Collaboration Across Teams
Another recurring theme was collaboration—with AI as a bridge between different functions.
Mike Dolphin stressed that teams need frameworks to collaborate well because, as he said “you can’t do it alone.” “The ability to break it down into bite-sized pieces is critical. Bring IT into it, early on…. since IT resources required…can be fairly extensive. Being able to create effective collaboration across internal teams is critical to success.”
New Frontiers: Agents and Specialized Tools
Beyond automation into innovation
Looking ahead, some pointed to more innovative applications, from conversational agents to use cases for very specific needs.
“Everyone’s looking at AI, but the rise of specialized AI tools for different segments of the funnel is something we should be paying closer attention to,” said Chip Rodgers: He also highlighted a shift toward “reasoning versus rules on lead routing,” which he called a promising development.
JD Nelson focused on conversational AI: “The ability for a marketing ops person to chat with an AI Agent by—getting answers or building workflows in real time—that’s a real game changer.” He pointed to integrations with tools like Asana as ways to remove unnecessary interruptions: “Mundane tasks are now scalable and repeatable allowing users to focus more on strategy.”
The webinar speakers shared examples of how AI has been used across marketing ops:
- List cleanup and formatting from AI agents: E.g. creating/updating a program in a marketing automation platform, and routing it to marketing ops for a final QA before syncing to CRM. Plus, keeping the same handoffs to drive adoption while removing manual list scrubs and repetitive steps.
- Full workflow execution.
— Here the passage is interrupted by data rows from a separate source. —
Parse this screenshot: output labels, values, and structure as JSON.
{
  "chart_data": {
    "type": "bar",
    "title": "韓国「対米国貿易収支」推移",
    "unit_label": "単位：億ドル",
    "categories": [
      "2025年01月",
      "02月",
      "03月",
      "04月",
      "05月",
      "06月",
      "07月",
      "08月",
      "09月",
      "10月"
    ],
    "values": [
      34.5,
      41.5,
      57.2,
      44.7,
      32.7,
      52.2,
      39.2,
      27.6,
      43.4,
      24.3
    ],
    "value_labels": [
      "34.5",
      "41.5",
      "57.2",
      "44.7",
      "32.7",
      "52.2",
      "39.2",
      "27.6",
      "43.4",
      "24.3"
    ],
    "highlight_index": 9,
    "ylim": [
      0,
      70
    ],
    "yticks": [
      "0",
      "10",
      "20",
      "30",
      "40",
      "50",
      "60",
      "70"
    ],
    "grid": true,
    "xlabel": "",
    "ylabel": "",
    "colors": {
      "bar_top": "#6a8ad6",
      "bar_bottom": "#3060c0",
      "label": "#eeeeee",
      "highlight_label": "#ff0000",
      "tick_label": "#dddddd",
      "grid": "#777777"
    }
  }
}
An AI “teammate” embedded in a project tool read a campaign brief, cloned a program in the marketing automation platform, generated a test email/landing page, and accepted edits via chat—so the marketer’s workflow didn’t change, but the execution was automated.
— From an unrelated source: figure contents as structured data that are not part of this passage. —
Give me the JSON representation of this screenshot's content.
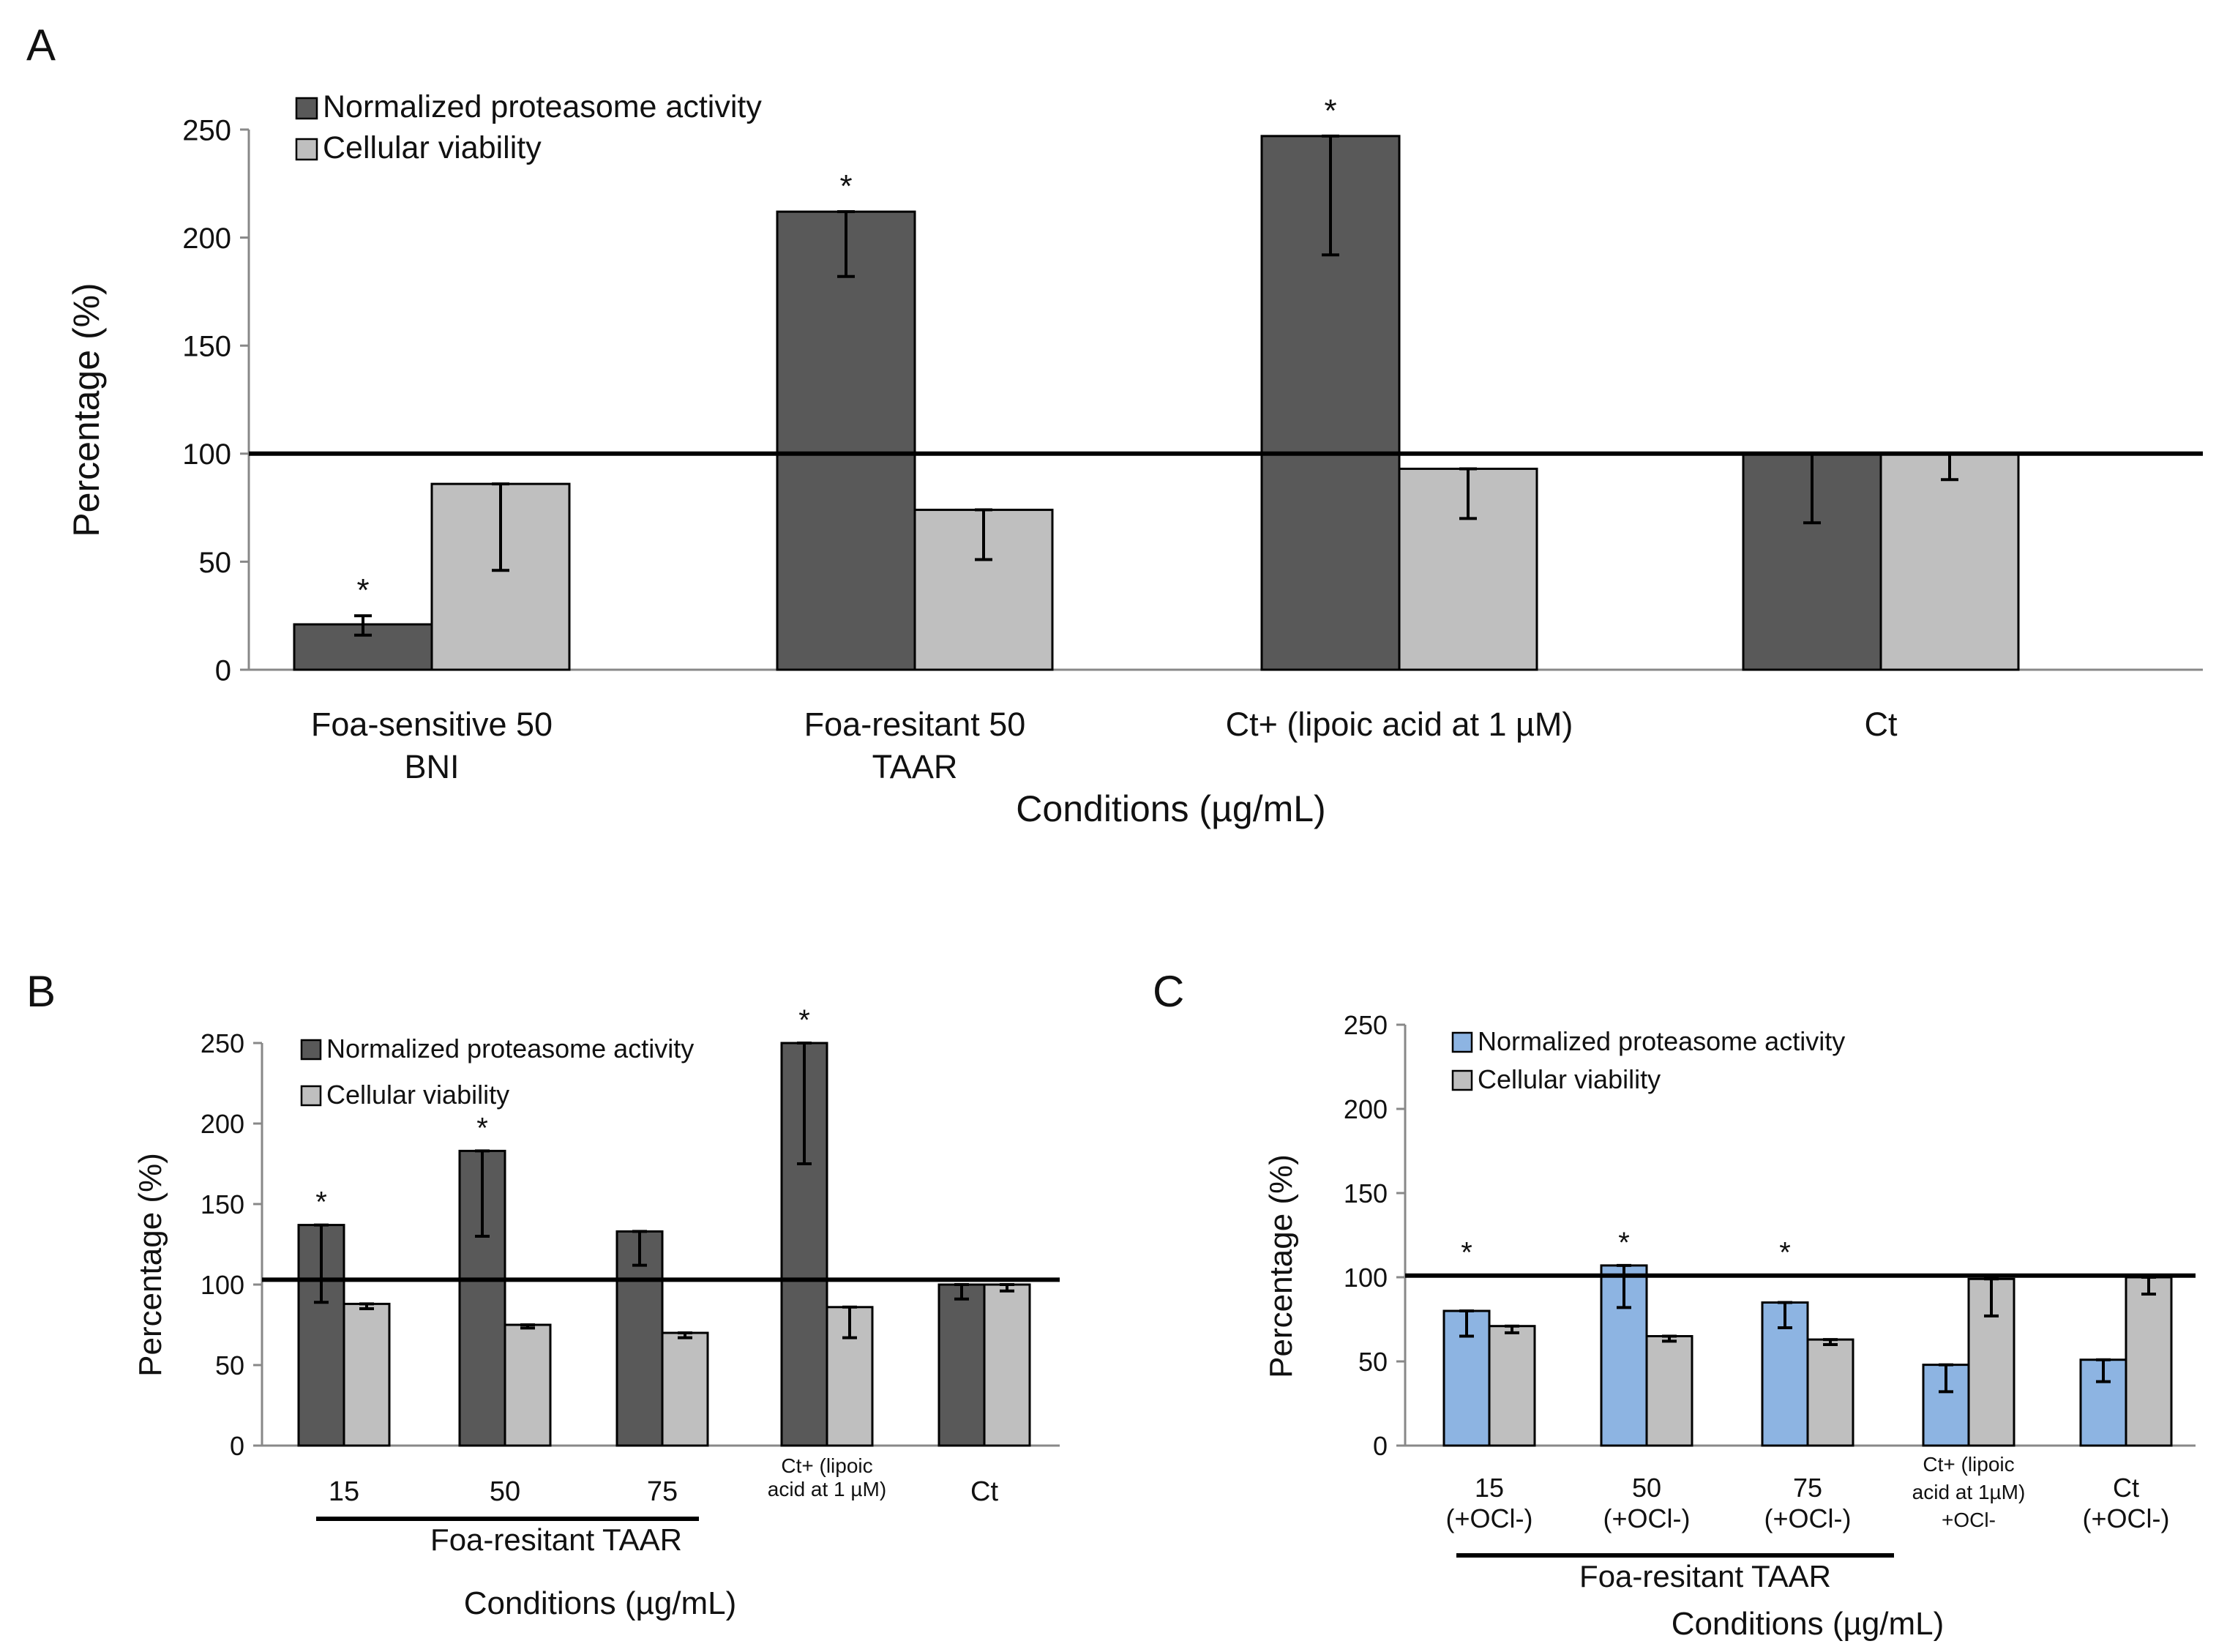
{
  "colors": {
    "proteasome_dark": "#595959",
    "proteasome_blue": "#8DB4E2",
    "viability": "#BFBFBF",
    "axis": "#888888",
    "line": "#000000"
  },
  "chart_data": [
    {
      "panel": "A",
      "type": "bar",
      "ylabel": "Percentage (%)",
      "xlabel": "Conditions (µg/mL)",
      "ylim": [
        0,
        250
      ],
      "yticks": [
        0,
        50,
        100,
        150,
        200,
        250
      ],
      "reference_line": 100,
      "legend": [
        "Normalized proteasome activity",
        "Cellular viability"
      ],
      "categories": [
        [
          "Foa-sensitive  50",
          "BNI"
        ],
        [
          "Foa-resitant  50",
          "TAAR"
        ],
        [
          "Ct+ (lipoic acid at 1 µM)"
        ],
        [
          "Ct"
        ]
      ],
      "series": [
        {
          "name": "Normalized proteasome activity",
          "values": [
            21,
            212,
            247,
            100
          ],
          "err_lo": [
            16,
            182,
            192,
            68
          ],
          "err_hi": [
            25,
            212,
            247,
            100
          ]
        },
        {
          "name": "Cellular viability",
          "values": [
            86,
            74,
            93,
            100
          ],
          "err_lo": [
            46,
            51,
            70,
            88
          ],
          "err_hi": [
            86,
            74,
            93,
            100
          ]
        }
      ],
      "asterisks": [
        {
          "category": 0,
          "series": 0,
          "text": "*"
        },
        {
          "category": 1,
          "series": 0,
          "text": "*"
        },
        {
          "category": 2,
          "series": 0,
          "text": "*"
        }
      ]
    },
    {
      "panel": "B",
      "type": "bar",
      "ylabel": "Percentage (%)",
      "xlabel": "Conditions (µg/mL)",
      "group_label": "Foa-resitant TAAR",
      "ylim": [
        0,
        250
      ],
      "yticks": [
        0,
        50,
        100,
        150,
        200,
        250
      ],
      "reference_line": 103,
      "legend": [
        "Normalized proteasome activity",
        "Cellular viability"
      ],
      "categories": [
        [
          "15"
        ],
        [
          "50"
        ],
        [
          "75"
        ],
        [
          "Ct+ (lipoic",
          "acid at 1 µM)"
        ],
        [
          "Ct"
        ]
      ],
      "series": [
        {
          "name": "Normalized proteasome activity",
          "values": [
            137,
            183,
            133,
            250,
            100
          ],
          "err_lo": [
            89,
            130,
            112,
            175,
            91
          ],
          "err_hi": [
            137,
            183,
            133,
            250,
            100
          ]
        },
        {
          "name": "Cellular viability",
          "values": [
            88,
            75,
            70,
            86,
            100
          ],
          "err_lo": [
            85,
            73,
            67,
            67,
            96
          ],
          "err_hi": [
            88,
            75,
            70,
            86,
            100
          ]
        }
      ],
      "asterisks": [
        {
          "category": 0,
          "series": 0,
          "text": "*"
        },
        {
          "category": 1,
          "series": 0,
          "text": "*"
        },
        {
          "category": 3,
          "series": 0,
          "text": "*"
        }
      ]
    },
    {
      "panel": "C",
      "type": "bar",
      "ylabel": "Percentage (%)",
      "xlabel": "Conditions (µg/mL)",
      "group_label": "Foa-resitant TAAR",
      "ylim": [
        0,
        250
      ],
      "yticks": [
        0,
        50,
        100,
        150,
        200,
        250
      ],
      "reference_line": 101,
      "legend": [
        "Normalized proteasome activity",
        "Cellular viability"
      ],
      "categories": [
        [
          "15",
          "(+OCl-)"
        ],
        [
          "50",
          "(+OCl-)"
        ],
        [
          "75",
          "(+OCl-)"
        ],
        [
          "Ct+ (lipoic",
          "acid at 1µM)",
          "+OCl-"
        ],
        [
          "Ct",
          "(+OCl-)"
        ]
      ],
      "series": [
        {
          "name": "Normalized proteasome activity",
          "values": [
            80,
            107,
            85,
            48,
            51
          ],
          "err_lo": [
            65,
            82,
            70,
            32,
            38
          ],
          "err_hi": [
            80,
            107,
            85,
            48,
            51
          ]
        },
        {
          "name": "Cellular viability",
          "values": [
            71,
            65,
            63,
            99,
            100
          ],
          "err_lo": [
            67,
            62,
            60,
            77,
            90
          ],
          "err_hi": [
            71,
            65,
            63,
            99,
            100
          ]
        }
      ],
      "asterisks": [
        {
          "category": 0,
          "series": 0,
          "text": "*",
          "above_line": true
        },
        {
          "category": 1,
          "series": 0,
          "text": "*"
        },
        {
          "category": 2,
          "series": 0,
          "text": "*",
          "above_line": true
        }
      ]
    }
  ]
}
- Reasoning over rules: for lead‑to‑account matching, a reasoning approach handled ambiguous cases (duplicate account names, mismatched domains vs. regions) by using context signals such as assigned owner, recent activity, and geography—reducing edge‑case errors that are hard to capture with static rules.
Balancing Excitement with Realism
Practicality over hype
While there are exciting use cases, not everyone is ready to declare that AI is a silver bullet.
Megan Prindle, Marketing Ops Consultant at MEP Marketing, offered a very grounded view: “It’s important that people in marketing ops are looking at what AI can and can’t do for their teams.” Her takeaway: it’s less about rushing into the latest platform feature and more about thoughtful exploration of what truly works.
Looking Ahead
Preparing for the long-term
AI is reshaping marketing operations in very tangible ways. Ops leaders see promise in efficiency gains, stronger sales alignment, and the rise of specialized tools, but they’re also aware of the need for structure, thoughtful adoption, and measurable outcomes.
The budget reality is that software spend is under pressure. In the near term, AI will run alongside SaaS rather than replace it, but conversations about ROI will help get buy-in and build traction.
Bottom line: as AI matures, marketing operations professionals will be the ones deciding where it creates the most impact and how to harness it for long-term transformation.
Full disclosure: An AI-based interview tool was used to gain perspectives from the people quoted (Bright Interviews from Boundless Markets).